If it is real the white
light from this lamp, real
the writing hand, are they
real, the eyes looking at what I write?
From one word to the other
what I say vanishes.
I know that I am alive,
between two parentheses.
~Octavio Paz, from Selected Poems (©1984 by Eliot Weinberger)
It's been so dark lately. I wanted big light today. Fierce light. Shouting, screaming, raging light. Light with claws, barbed teeth and a tail of burs. But today's light won't fight like that. Today's light plays demure, like a child who won't perform on demand. Oh, come on now, what's wrong? You know how to do this, you just did it the other day. Show us what you can do, don't be shy. (Baby blushes with a big-dimpled grin.)

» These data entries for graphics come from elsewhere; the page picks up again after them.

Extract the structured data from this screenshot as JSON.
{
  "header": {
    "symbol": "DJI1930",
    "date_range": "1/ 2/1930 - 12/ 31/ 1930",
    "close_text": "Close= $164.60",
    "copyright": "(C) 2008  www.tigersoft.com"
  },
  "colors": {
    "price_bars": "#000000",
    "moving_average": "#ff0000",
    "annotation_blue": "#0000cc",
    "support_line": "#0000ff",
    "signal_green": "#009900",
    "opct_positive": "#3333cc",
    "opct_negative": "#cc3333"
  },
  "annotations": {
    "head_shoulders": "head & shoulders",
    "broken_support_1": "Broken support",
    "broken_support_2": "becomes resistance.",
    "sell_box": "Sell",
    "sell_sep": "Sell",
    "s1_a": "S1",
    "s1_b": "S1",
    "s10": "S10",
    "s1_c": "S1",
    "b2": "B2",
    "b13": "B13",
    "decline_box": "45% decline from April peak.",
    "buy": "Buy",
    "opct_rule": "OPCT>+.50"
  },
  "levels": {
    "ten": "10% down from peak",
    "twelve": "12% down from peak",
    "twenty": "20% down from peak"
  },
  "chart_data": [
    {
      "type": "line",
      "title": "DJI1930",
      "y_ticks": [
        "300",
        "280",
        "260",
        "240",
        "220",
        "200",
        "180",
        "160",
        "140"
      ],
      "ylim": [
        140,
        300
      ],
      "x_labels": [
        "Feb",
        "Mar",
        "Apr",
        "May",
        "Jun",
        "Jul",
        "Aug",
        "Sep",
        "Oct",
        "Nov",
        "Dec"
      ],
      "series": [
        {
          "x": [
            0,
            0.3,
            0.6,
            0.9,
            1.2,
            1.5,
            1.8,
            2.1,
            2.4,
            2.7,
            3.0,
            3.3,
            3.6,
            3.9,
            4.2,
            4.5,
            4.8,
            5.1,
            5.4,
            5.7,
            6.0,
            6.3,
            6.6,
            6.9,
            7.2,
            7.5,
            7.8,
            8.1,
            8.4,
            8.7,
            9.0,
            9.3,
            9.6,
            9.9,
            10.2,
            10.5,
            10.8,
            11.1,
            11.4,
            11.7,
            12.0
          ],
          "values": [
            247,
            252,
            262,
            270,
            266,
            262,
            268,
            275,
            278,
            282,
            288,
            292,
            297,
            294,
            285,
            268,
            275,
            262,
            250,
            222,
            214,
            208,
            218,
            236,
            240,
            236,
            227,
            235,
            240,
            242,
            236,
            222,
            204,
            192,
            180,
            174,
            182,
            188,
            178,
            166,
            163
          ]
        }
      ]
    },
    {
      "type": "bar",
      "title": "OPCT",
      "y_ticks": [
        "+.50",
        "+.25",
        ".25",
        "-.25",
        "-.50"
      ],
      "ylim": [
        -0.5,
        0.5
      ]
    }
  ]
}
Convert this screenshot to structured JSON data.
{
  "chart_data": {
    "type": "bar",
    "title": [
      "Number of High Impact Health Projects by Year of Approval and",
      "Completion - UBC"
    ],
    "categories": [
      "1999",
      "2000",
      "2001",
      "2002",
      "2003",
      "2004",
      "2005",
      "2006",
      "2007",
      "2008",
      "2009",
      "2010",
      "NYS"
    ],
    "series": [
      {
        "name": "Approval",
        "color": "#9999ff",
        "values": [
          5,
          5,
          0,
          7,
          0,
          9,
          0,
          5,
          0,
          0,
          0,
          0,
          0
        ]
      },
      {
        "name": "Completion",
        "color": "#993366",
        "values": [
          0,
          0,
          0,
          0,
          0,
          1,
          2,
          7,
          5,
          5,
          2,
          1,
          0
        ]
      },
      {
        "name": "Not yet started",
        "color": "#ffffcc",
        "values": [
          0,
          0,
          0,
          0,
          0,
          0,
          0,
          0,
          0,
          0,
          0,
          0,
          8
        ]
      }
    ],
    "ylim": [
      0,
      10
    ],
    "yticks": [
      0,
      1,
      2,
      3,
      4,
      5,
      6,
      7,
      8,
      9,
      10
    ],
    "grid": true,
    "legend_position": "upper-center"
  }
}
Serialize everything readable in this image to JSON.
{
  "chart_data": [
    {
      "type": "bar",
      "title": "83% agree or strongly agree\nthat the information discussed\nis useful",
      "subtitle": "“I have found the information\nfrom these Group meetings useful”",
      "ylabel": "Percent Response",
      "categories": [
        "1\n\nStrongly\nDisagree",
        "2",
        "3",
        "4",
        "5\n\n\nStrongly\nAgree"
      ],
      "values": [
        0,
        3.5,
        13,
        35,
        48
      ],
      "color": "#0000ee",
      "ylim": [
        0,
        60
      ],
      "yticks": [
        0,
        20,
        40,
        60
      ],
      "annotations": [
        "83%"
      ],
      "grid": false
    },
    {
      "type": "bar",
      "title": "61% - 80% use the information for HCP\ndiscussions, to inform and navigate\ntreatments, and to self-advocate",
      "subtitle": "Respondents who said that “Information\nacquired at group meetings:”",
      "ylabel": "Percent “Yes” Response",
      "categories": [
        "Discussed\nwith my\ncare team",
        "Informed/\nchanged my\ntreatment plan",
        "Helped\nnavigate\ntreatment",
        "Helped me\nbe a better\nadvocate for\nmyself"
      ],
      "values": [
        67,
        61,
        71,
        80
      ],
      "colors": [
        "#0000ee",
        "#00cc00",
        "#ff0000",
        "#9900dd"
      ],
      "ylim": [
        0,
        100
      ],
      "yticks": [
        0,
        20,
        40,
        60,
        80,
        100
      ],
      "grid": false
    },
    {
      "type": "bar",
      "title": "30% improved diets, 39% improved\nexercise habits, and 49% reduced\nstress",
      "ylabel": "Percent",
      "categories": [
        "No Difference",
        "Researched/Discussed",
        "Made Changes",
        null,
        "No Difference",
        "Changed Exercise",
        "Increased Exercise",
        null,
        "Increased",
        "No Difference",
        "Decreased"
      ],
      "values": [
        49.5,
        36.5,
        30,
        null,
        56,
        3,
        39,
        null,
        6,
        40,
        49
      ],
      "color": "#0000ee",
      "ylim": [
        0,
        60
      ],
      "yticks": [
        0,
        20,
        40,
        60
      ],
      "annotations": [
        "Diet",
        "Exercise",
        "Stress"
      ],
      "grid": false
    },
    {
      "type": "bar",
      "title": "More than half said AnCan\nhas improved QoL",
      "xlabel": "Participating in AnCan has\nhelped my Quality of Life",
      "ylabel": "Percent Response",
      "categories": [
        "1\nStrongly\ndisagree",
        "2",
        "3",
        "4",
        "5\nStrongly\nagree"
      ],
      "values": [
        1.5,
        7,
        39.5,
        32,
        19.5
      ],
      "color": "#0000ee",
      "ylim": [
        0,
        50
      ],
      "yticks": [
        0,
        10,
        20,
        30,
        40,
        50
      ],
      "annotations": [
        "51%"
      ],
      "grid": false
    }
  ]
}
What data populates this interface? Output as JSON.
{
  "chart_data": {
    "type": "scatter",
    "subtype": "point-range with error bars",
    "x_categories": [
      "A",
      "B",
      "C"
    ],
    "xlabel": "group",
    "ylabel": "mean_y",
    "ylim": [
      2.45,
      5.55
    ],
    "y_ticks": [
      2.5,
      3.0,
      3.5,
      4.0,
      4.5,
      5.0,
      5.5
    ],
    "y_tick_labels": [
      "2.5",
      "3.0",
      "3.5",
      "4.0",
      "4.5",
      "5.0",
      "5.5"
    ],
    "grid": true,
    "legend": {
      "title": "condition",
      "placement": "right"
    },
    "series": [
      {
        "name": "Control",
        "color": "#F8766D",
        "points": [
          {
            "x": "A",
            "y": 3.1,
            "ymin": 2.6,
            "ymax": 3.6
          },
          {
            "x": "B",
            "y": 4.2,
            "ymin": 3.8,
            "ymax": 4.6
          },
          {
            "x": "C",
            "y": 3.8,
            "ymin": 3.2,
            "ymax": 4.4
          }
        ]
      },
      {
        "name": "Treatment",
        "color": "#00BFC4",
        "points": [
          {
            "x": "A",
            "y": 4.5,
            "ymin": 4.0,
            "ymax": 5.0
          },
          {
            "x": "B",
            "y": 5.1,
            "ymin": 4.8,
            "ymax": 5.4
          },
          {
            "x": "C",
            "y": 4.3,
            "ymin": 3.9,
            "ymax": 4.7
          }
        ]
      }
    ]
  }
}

Upstairs, in my room (the only room in the house that hasn't been finished, never mind re-finished), which faces east into the morning sun, I'm writing, trying to make sense of a certain citrus-scented light that has left this planet. Marks—the parentheses—of this fruity light are set with dates on both sides of the dash. My good friend Sheila: born and died in March. I don't imagine, though, that she is gone.
Death is the only certainty, we are told. It should be of no surprise, especially when we're prepared—as if we can prepare—yet, we're surprised. Events following take on a surreal aura. Death cannot be real. It's a trick. Smoke and mirrors. Like the Botanica print hanging on the wall above my desk that appears, in the picture, to be a mirror. The things reflected: an old yarn winder topped with magazines and an enormous, inherited, "Authorized or King James Version" of The Holy Bible. The Bible has so many bookmarks and notes tucked within its pages that it's nearly twice its original size and its spine is reinforced by duct tape.
Honey-haired Sheila was all light, as refreshing as orange essence; her zest for life, her insistence upon positivity, palatable. You could scrape her sideways and she'd smile. An orange spritz. Effervescence. A concentration of sweet and light. Peacemaker. Where there was darkness, she brought light. Orange glow.
Yellowed paper clippings are taped to the backside of the Bible's cover. I hadn't given the big book much attention, but one clipping strikes me—a passage from Olive Moore's Collected Writings:
Be careful with hatred. Handle hatred with respect. Hatred is too noble an emotion to be frittered away in little personal animosities. Whereas love is of itself a reward and an object worth striving for, personal hatred has no triumphs that are not trivial, secondary and human. Therefore love as foolishly as you may. But hate only after long and ardent deliberation. Hatred is a passion requiring one hundred times the energy of love. Keep it for a cause, not an individual. Keep it for intolerance, injustice, stupidity. For hatred is the strength of the sensitive. Its power and its greatness depend on the selflessness of its use.The sun, now, is willing itself to be present, and in the hall where it shines through the picture window it concentrates on the center of the rug, but it doesn't appear too concerned. It spreads across the tapestry, carefully, until the hall is fully infused with warmth. Ah yes, now it's thrashing and there's not a shadow to be seen! I think of Sheila's energy. She loved foolishly. Wildly. Generously. She still does. I feel her here now. Here. In the orange glow. Not gone at all. No sense to be made. I can smell the oranges and see her blushing. For this, I am certain.